Case-II: Same pen is used to write the word pairs. The Cartesian product of \(W_{P_{i}}\) \(\times \) \(W_{P_{i}}\) + \(W_{P_{j}}\) \(\times \) \(W_{P_{j}}\) includes the total number of word-pairs written using same pen, where \(W_{P_{i}}\) \(\times \) \(W_{P_{i}}\) = {(\(m_{i}\), \(m_{i}\)) \(\mid \) \(m_{i}\) \(\epsilon \) \(W_{P_{i}}\)} and \(W_{P_{j}}\) \(\times \) \(W_{P_{j}}\) = {(\(n_{j}\), \(n_{j}\)) \(\mid \) \(n_{j}\) \(\epsilon \) \(W_{P_{j}}\)}. Thus, total number of word-pairs for class-II will be {(m \(\times \) m)-m} + {(n \(\times \) n)-n}, after excluding the pairs of word with itself. For each cheque, total instances of class-I and class-II are calculated and stored. The number of word pairs for case-I and case-II in Fig. 1 can be calculated as follows. Set of words written using pens \(P_{1}\) and \(P_{2}\) are \(W_{P_{1}}\) = {J, Two, lakh} and \(W_{P_{2}}\) = {Ravi, Kumar, Singh, Seventy, thousand} respectively. The total number of word pairs for case-I are \((3 \times 5) + (5 \times 3) = 30\). The number of word pairs belongs to the case-II are \((\{3 \times 3)-3\} + \{ (5 \times 5)-5\} = 26\). Thus, total instances including class-I (30) and class-II (26) are \(30 + 26 = 56\).

To simulate pen ink difference identification, seven blue and seven black pens are used on Bank cheques. Each instance has thirty features and a class value. For each instance, 2 \(\times \) 15 = 30 features are extracted from each handwritten word pair under consideration. The whole data set is divided into three subsets, namely training, validation, and test set using leave-k-out method. K = 2 is used to keep two unknown pen samples out for testing and performance evaluation of MLP classifier. Keeping two pens out, total possibilities are \(2\) \(\times \) \(7_{C_2}\) = 42 for both blue and black pen samples. Remaining data set after excluding the test subset is partitioned into ten approximately equal parts. One of ten data parts is kept as validation set remaining partitions are used as training set. The process of selecting validation set is repeated ten times, with each one of the ten data parts exactly once. Training set is used to train the MLP model inter and intra class difference. Validation is performed to check MLP classifier performance on known pen ink samples. Model testing is performed on the test set to check the performance of the MLP model on unknown pen ink samples.

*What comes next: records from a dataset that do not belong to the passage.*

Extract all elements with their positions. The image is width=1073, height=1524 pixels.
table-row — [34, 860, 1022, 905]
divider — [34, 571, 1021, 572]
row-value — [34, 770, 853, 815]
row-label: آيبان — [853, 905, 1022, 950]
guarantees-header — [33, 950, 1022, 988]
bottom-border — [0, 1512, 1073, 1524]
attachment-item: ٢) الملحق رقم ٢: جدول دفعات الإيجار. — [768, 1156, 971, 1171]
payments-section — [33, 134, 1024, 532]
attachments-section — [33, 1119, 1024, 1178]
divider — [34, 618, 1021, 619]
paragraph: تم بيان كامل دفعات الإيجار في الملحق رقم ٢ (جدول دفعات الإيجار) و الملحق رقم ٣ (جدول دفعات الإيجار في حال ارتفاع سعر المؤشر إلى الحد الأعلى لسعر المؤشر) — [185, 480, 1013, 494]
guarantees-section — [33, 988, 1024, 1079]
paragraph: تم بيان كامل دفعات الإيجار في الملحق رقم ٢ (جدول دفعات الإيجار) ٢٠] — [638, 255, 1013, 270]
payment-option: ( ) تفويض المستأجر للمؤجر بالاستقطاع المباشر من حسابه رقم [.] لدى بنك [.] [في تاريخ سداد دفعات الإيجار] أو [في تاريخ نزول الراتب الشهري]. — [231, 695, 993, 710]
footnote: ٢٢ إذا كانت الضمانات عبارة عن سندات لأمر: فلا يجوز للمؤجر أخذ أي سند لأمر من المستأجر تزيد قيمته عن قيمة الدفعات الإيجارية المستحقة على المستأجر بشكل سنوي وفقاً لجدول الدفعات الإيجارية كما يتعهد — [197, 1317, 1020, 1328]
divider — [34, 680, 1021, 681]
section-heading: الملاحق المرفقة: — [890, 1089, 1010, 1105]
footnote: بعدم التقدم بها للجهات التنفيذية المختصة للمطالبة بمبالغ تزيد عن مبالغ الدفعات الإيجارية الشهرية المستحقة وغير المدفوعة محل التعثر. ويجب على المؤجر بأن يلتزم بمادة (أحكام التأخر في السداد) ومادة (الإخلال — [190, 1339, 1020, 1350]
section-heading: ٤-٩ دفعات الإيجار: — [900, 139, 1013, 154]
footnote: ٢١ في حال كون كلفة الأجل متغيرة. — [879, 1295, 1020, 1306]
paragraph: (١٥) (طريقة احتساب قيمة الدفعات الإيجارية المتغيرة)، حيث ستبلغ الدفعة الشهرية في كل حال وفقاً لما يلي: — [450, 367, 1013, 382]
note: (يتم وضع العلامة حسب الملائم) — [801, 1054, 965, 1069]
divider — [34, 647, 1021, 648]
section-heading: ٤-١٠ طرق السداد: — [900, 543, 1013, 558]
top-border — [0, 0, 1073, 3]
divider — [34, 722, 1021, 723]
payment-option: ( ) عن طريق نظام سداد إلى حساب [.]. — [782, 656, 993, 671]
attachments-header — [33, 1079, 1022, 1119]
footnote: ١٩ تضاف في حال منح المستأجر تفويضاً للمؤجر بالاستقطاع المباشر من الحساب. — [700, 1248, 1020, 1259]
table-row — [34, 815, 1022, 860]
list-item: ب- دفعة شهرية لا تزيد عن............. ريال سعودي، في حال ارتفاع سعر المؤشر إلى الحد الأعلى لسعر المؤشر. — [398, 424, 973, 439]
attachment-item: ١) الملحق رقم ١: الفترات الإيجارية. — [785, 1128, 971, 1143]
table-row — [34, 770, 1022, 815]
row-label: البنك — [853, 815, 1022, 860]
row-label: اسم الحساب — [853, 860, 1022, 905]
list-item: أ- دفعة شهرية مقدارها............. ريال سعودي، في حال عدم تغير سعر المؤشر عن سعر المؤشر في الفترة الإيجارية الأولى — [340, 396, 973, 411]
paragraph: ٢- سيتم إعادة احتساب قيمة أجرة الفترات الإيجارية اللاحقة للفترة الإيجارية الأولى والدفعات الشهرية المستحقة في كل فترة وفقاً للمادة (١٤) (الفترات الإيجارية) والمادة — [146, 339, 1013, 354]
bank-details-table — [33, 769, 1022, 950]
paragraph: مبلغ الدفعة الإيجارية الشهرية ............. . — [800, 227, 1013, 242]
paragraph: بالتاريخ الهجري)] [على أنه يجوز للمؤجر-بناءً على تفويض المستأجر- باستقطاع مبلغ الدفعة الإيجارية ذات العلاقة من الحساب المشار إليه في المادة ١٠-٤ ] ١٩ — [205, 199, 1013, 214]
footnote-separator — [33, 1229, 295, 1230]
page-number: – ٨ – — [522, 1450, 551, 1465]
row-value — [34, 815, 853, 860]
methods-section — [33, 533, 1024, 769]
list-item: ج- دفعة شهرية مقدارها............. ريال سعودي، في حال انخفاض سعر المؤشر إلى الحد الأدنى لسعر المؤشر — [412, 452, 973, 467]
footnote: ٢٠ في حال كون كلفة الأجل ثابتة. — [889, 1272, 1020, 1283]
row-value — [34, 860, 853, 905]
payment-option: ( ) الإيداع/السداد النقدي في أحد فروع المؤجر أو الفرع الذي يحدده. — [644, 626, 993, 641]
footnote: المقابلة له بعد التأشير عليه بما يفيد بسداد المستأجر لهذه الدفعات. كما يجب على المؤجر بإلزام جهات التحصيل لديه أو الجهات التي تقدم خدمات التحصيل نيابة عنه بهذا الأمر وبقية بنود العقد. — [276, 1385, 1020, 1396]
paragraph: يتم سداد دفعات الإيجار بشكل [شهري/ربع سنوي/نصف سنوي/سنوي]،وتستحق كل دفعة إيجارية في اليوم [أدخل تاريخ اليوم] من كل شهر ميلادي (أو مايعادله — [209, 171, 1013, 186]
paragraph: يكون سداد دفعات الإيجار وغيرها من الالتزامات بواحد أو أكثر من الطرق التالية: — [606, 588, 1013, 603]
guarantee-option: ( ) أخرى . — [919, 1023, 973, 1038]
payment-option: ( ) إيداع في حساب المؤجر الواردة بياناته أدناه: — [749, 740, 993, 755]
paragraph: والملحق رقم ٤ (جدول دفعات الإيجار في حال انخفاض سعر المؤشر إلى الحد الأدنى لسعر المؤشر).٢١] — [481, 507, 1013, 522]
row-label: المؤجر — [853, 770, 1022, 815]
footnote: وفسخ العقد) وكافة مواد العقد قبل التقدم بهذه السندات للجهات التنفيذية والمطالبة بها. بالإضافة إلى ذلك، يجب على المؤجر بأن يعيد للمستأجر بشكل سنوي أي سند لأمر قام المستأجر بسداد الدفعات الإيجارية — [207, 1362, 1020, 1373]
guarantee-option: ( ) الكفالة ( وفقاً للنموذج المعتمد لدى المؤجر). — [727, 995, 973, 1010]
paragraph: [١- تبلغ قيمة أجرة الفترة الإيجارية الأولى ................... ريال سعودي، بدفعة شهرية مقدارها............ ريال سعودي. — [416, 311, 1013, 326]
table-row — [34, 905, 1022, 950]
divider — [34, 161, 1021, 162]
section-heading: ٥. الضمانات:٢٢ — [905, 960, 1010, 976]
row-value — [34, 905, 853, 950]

3.3 Experimental Results and Comparison

We evaluate the performance of the binary classification problem for differentiating pen ink in handwritten Bank cheque. Both blue and black pen average accuracy of MLP classifier is presented in Table 1 for known and unknown pen samples, where \(P_{1}\)\(P_{7}\) and \(P_{8}\)\(P_{14}\) are black and blue pens respectively. To show the efficiency of the proposed work, result analysis is performed using leave 2 pen out method. The average accuracy on both blue and black pen of MLP classifier is 94.60% and 93.50% for known and unknown pen samples respectively.

Table 2. Comparison in between proposed and existing method.

We have compared our result with Gorai et al. [9], which introduced technique for ink analysis and difference identification using simple scanning devices. Moreover, this method [9] did not take biasness due to writer into consideration. Our proposed method has taken this issue into consideration and provides better results than the previous one. A comparative analysis of proposed method with method in [9] is presented in Table 2.

4 Conclusion

In this paper, we have proposed pen ink difference identification method in handwritten Bank cheques. Differentiation of pen ink problem is formulated as a binary classification problem. Thirty features for each instance of word pair are extracted. These extracted features are used to train the MLP classifier on known pen ink pixels. Performance of MLP classifier is evaluated on both known and unknown pen ink pixels. Result analysis and comparison shows the superiority of the proposes method over the existing method on both black and blue pen samples.